In September 1949 Akatsu escaped, leaving his comrades in the woods for six months, hesitating, and finally surrendering. He was forced to write a letter to his former companions to persuade them to copy him. But they considered it a trap and continued to fight relentlessly.

Five years later, on May 7, 1954, they opened fire on a patrol that was looking for them, and they responded by killing Shimada. Onoda and Kozuka fled without wavering their conviction that the conflict was continuing and the remaining two continued their battle deep in the jungle for 19 years.

In Japan, it was believed that they had been killed, but they waited patiently for the Japanese army to come and take them.

In October 1972, while the two fighters were preparing to burn the rice crop in a supposedly hostile village, they were surprised by a Filipino patrol, followed by a shootout in which Kozuka was killed after 27 years of heroic resistance, and that confrontation made headlines in Japanese newspapers, with no survivors. Only Onoda!

Onoda surrenders

New expeditions have been sent to search for him, but they all returned empty-handed. And the first person who succeeded in gaining the trust of the only soldier was a young Japanese hippie named Norio Suzuki, who landed on Lubang Island in the spring of 1974, and kept wandering about it without fear, with nothing but a backpack until he found Onoda, and he explained to him the truth of what it turned out to be. Matters, but the soldier told him he would agree to surrender, provided an order from his commander came to him at that time.

Suzuki accepted the challenge, returned to Japan, and with the help of the authorities he managed to find Major Taniguchi, who became a bookseller, and persuaded him to go with him to Lubang Island.
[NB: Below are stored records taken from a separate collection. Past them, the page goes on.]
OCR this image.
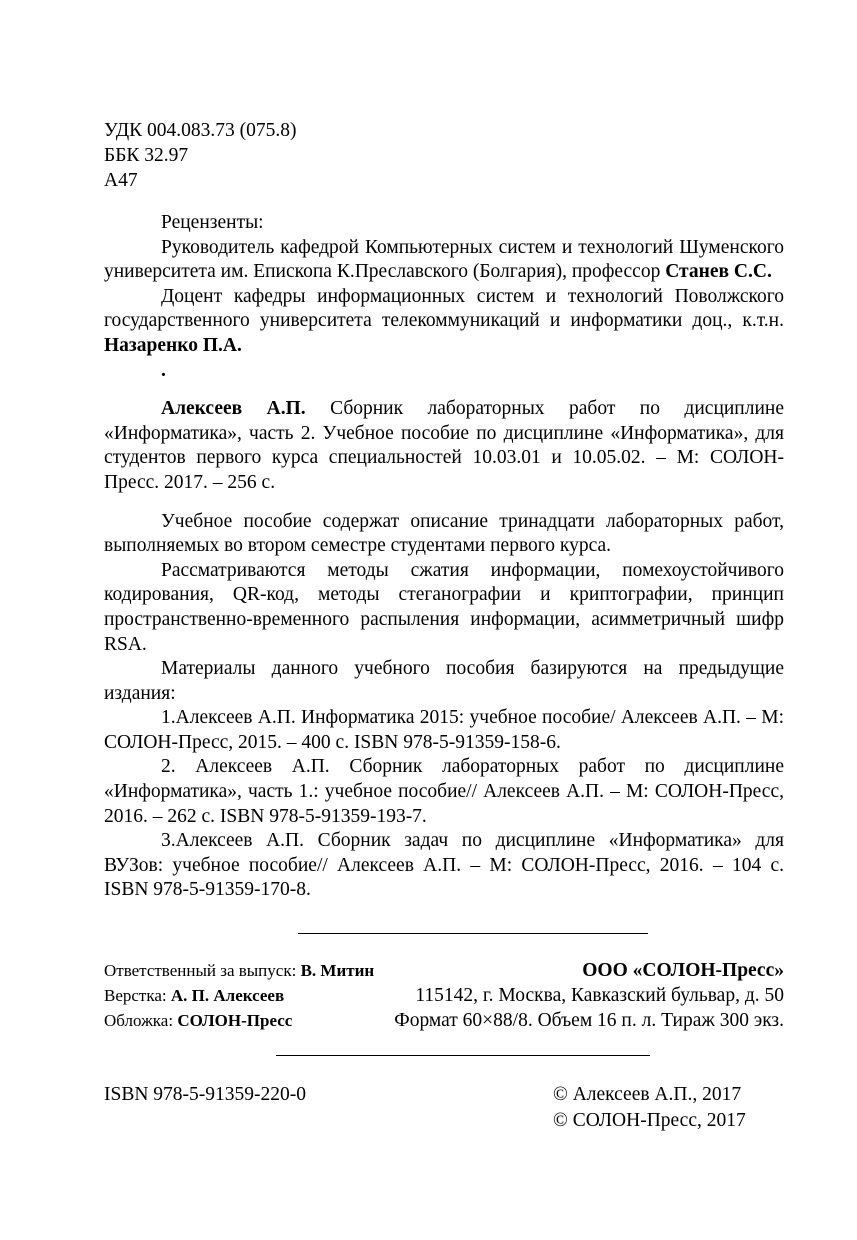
УДК 004.083.73 (075.8)
ББК 32.97
А47

Рецензенты:

Руководитель кафедрой Компьютерных систем и технологий Шуменского университета им. Епископа К.Преславского (Болгария), профессор Станев С.С.

Доцент кафедры информационных систем и технологий Поволжского государственного университета телекоммуникаций и информатики доц., к.т.н. Назаренко П.А.

.

Алексеев А.П. Сборник лабораторных работ по дисциплине «Информатика», часть 2. Учебное пособие по дисциплине «Информатика», для студентов первого курса специальностей 10.03.01 и 10.05.02. – М: СОЛОН-Пресс. 2017. – 256 с.

Учебное пособие содержат описание тринадцати лабораторных работ, выполняемых во втором семестре студентами первого курса.

Рассматриваются методы сжатия информации, помехоустойчивого кодирования, QR-код, методы стеганографии и криптографии, принцип пространственно-временного распыления информации, асимметричный шифр RSA.

Материалы данного учебного пособия базируются на предыдущие издания:

1.Алексеев А.П. Информатика 2015: учебное пособие/ Алексеев А.П. – М: СОЛОН-Пресс, 2015. – 400 с. ISBN 978-5-91359-158-6.

2. Алексеев А.П. Сборник лабораторных работ по дисциплине «Информатика», часть 1.: учебное пособие// Алексеев А.П. – М: СОЛОН-Пресс, 2016. – 262 с. ISBN 978-5-91359-193-7.

3.Алексеев А.П. Сборник задач по дисциплине «Информатика» для ВУЗов: учебное пособие// Алексеев А.П. – М: СОЛОН-Пресс, 2016. – 104 с. ISBN 978-5-91359-170-8.

Ответственный за выпуск: В. Митин	ООО «СОЛОН-Пресс»
Верстка: А. П. Алексеев	115142, г. Москва, Кавказский бульвар, д. 50
Обложка: СОЛОН-Пресс	Формат 60×88/8. Объем 16 п. л. Тираж 300 экз.
ISBN 978-5-91359-220-0	© Алексеев А.П., 2017
© СОЛОН-Пресс, 2017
The two men were deeply moved and bowed to each other. The former officer, who became a bookseller, opens a document and begins reading it to his subordinate wearing, for the occasion, pieces of his uniform. “This war is over, I give orders to stop the fighting.”

Onoda was stunned, “Is that true, have we really lost the war? How can they be so helpless?”
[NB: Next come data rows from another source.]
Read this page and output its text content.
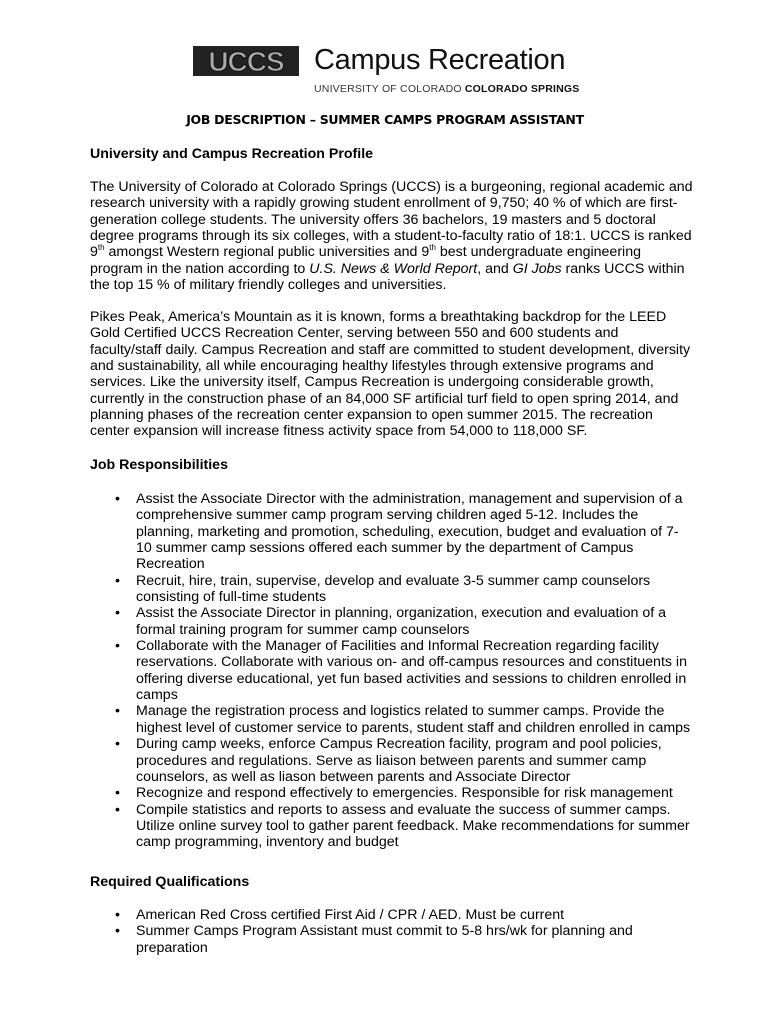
UCCS Campus Recreation
UNIVERSITY OF COLORADO COLORADO SPRINGS
JOB DESCRIPTION – SUMMER CAMPS PROGRAM ASSISTANT
University and Campus Recreation Profile
The University of Colorado at Colorado Springs (UCCS) is a burgeoning, regional academic and
research university with a rapidly growing student enrollment of 9,750; 40 % of which are first-
generation college students. The university offers 36 bachelors, 19 masters and 5 doctoral
degree programs through its six colleges, with a student-to-faculty ratio of 18:1. UCCS is ranked
9th amongst Western regional public universities and 9th best undergraduate engineering
program in the nation according to U.S. News & World Report, and GI Jobs ranks UCCS within
the top 15 % of military friendly colleges and universities.
Pikes Peak, America’s Mountain as it is known, forms a breathtaking backdrop for the LEED
Gold Certified UCCS Recreation Center, serving between 550 and 600 students and
faculty/staff daily. Campus Recreation and staff are committed to student development, diversity
and sustainability, all while encouraging healthy lifestyles through extensive programs and
services. Like the university itself, Campus Recreation is undergoing considerable growth,
currently in the construction phase of an 84,000 SF artificial turf field to open spring 2014, and
planning phases of the recreation center expansion to open summer 2015. The recreation
center expansion will increase fitness activity space from 54,000 to 118,000 SF.
Job Responsibilities
• Assist the Associate Director with the administration, management and supervision of a
comprehensive summer camp program serving children aged 5-12. Includes the
planning, marketing and promotion, scheduling, execution, budget and evaluation of 7-
10 summer camp sessions offered each summer by the department of Campus
Recreation
• Recruit, hire, train, supervise, develop and evaluate 3-5 summer camp counselors
consisting of full-time students
• Assist the Associate Director in planning, organization, execution and evaluation of a
formal training program for summer camp counselors
• Collaborate with the Manager of Facilities and Informal Recreation regarding facility
reservations. Collaborate with various on- and off-campus resources and constituents in
offering diverse educational, yet fun based activities and sessions to children enrolled in
camps
• Manage the registration process and logistics related to summer camps. Provide the
highest level of customer service to parents, student staff and children enrolled in camps
• During camp weeks, enforce Campus Recreation facility, program and pool policies,
procedures and regulations. Serve as liaison between parents and summer camp
counselors, as well as liason between parents and Associate Director
• Recognize and respond effectively to emergencies. Responsible for risk management
• Compile statistics and reports to assess and evaluate the success of summer camps.
Utilize online survey tool to gather parent feedback. Make recommendations for summer
camp programming, inventory and budget
Required Qualifications
• American Red Cross certified First Aid / CPR / AED. Must be current
• Summer Camps Program Assistant must commit to 5-8 hrs/wk for planning and
preparation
And here Onoda says with astonishment, “Why did I not believe all these leaflets that I found in the woods calling me to surrender?”
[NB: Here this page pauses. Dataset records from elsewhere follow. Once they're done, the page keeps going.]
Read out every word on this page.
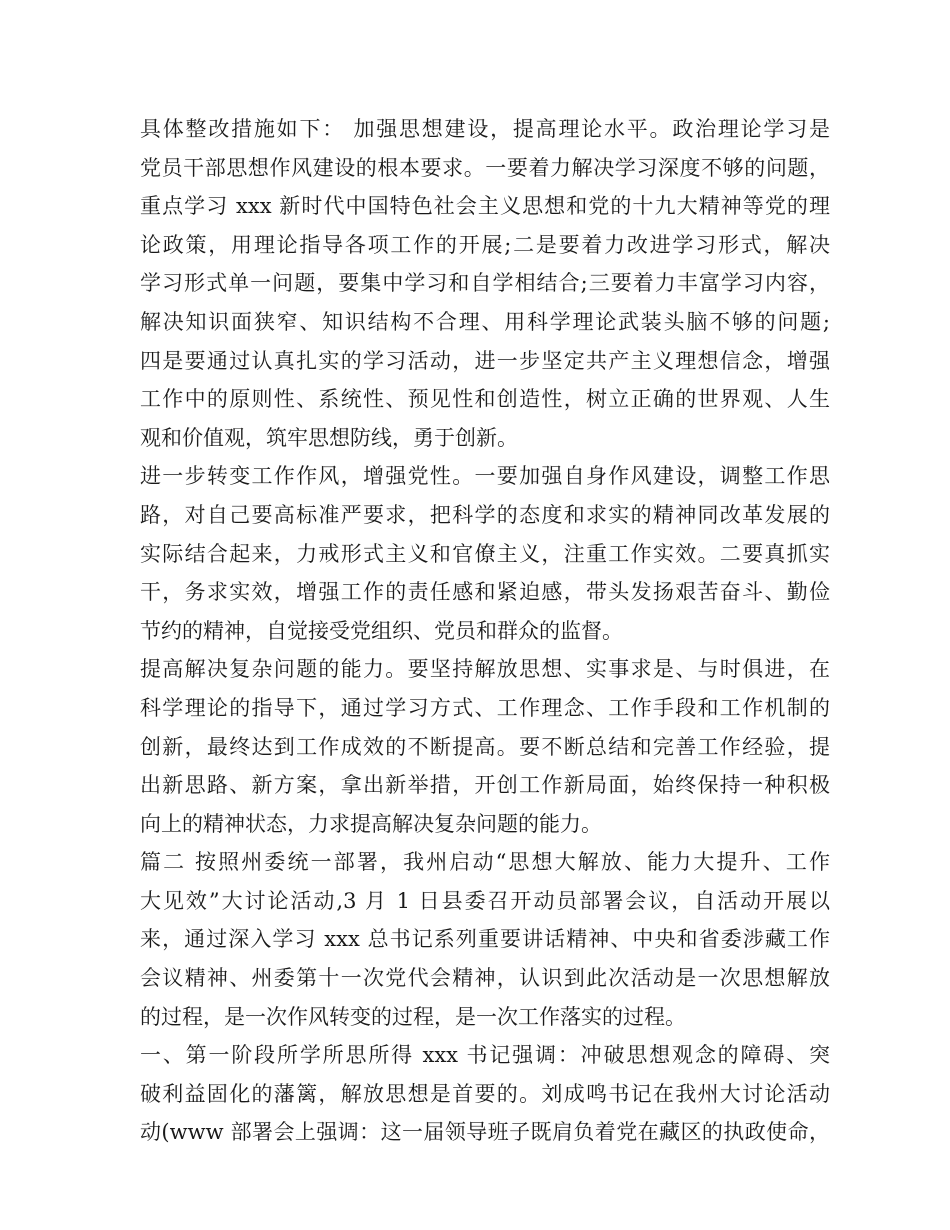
具体整改措施如下： 加强思想建设，提高理论水平。政治理论学习是
党员干部思想作风建设的根本要求。一要着力解决学习深度不够的问题，
重点学习 xxx 新时代中国特色社会主义思想和党的十九大精神等党的理
论政策，用理论指导各项工作的开展;二是要着力改进学习形式，解决
学习形式单一问题，要集中学习和自学相结合;三要着力丰富学习内容，
解决知识面狭窄、知识结构不合理、用科学理论武装头脑不够的问题;
四是要通过认真扎实的学习活动，进一步坚定共产主义理想信念，增强
工作中的原则性、系统性、预见性和创造性，树立正确的世界观、人生
观和价值观，筑牢思想防线，勇于创新。
进一步转变工作作风，增强党性。一要加强自身作风建设，调整工作思
路，对自己要高标准严要求，把科学的态度和求实的精神同改革发展的
实际结合起来，力戒形式主义和官僚主义，注重工作实效。二要真抓实
干，务求实效，增强工作的责任感和紧迫感，带头发扬艰苦奋斗、勤俭
节约的精神，自觉接受党组织、党员和群众的监督。
提高解决复杂问题的能力。要坚持解放思想、实事求是、与时俱进，在
科学理论的指导下，通过学习方式、工作理念、工作手段和工作机制的
创新，最终达到工作成效的不断提高。要不断总结和完善工作经验，提
出新思路、新方案，拿出新举措，开创工作新局面，始终保持一种积极
向上的精神状态，力求提高解决复杂问题的能力。
篇二 按照州委统一部署，我州启动“思想大解放、能力大提升、工作
大见效”大讨论活动,3 月 1 日县委召开动员部署会议，自活动开展以
来，通过深入学习 xxx 总书记系列重要讲话精神、中央和省委涉藏工作
会议精神、州委第十一次党代会精神，认识到此次活动是一次思想解放
的过程，是一次作风转变的过程，是一次工作落实的过程。
一、第一阶段所学所思所得 xxx 书记强调：冲破思想观念的障碍、突
破利益固化的藩篱，解放思想是首要的。刘成鸣书记在我州大讨论活动
动(www 部署会上强调：这一届领导班子既肩负着党在藏区的执政使命，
After that, the brave fighter bends down, unloads his rifle and puts his belongings on the ground, thinking about him, remembers his two friends who were killed and the 30 or so Filipinos who were killed during that period, and wonders why he did not kill him too.

Onoda finally returns home, and the heroes are welcomed in Japan. He did not bear the shock of the great change in society after him, so Onoda fled to Brazil, where he became a rancher in a remote corner, and did not return to Japan until the 1980s to marry and set up a camp for teenagers who wanted to immerse themselves in nature.

During his participation in World War II, a US Army captain wrote a letter to his son, who was no more than 4 months old at the time, and the letter was not found until last year, that is, 74 years after it was written.